Use and Misuse of Safety Models in Design

Abstract

Operator models, or equivalent end-user models have become a standard prerequisite in most man-machine system design. Nowadays, the designer can choose among a great variety of models, e.g., behavioural models and competence models, and these models are available in a large range of granularity from quasineuropsychological models of memory to framework models of dynamic cognition. However, despite -or maybe because of- the variety of models, modelling the operator is still a land of contrasts within the industry, with multiple forms and meanings, and as result a feeling persists that these models, which are meant to be useful, are difficult to incorporate into the design process or the operations. This conference focuses on the development and use of cognitive models of human reliability, and tries to understand the biases and limitations of their use in design of safe systems within the industry. It is divided into three sections. The first section details the range of existing cognitive models of human reliability and proposes a classification of these models into four main categories: error production models, error detection and recovery models, systemic models, and integrated safety ecological models.
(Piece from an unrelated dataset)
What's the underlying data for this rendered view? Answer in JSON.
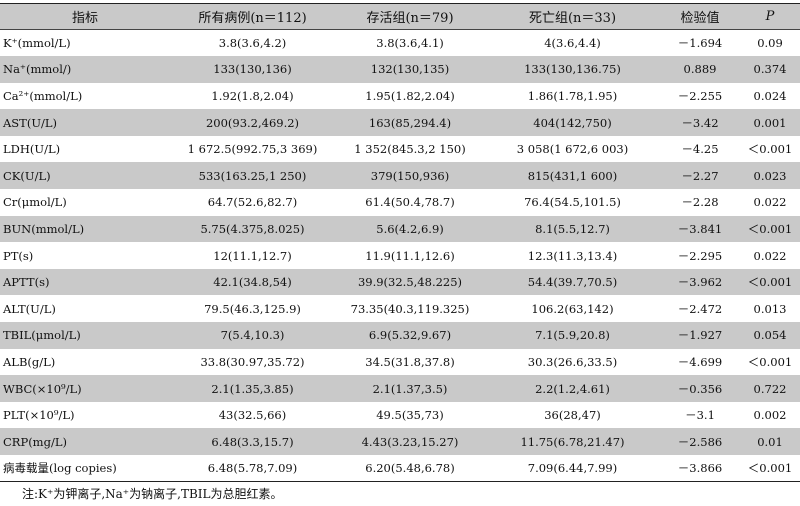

The example of the Aviation Industry shows how difficult it has been in the recent past to incorporate the most advanced of these models into design, even though the same Industry has long complained that such cognitive operators’ models were not available. The second section tries to explain the reason for the relative failure. It shows the inter-dependency existing between the category of cognitive model, the safety paradigm, and the strategy for design. Severe drawbacks may occur each time a model is used with the wrong safety paradigm or the wrong strategy for design. It also shows that the more cognitively-based the model is, the less it is incorporated into design. The lack of education in psychology for designers, as well as the lack of a clear procedure for incorporating such models into design, are among the most important factors explaining this lack of success. The third and last section points to the new directions in cognitive modelling to improve the fit between operator modelling and design requirements.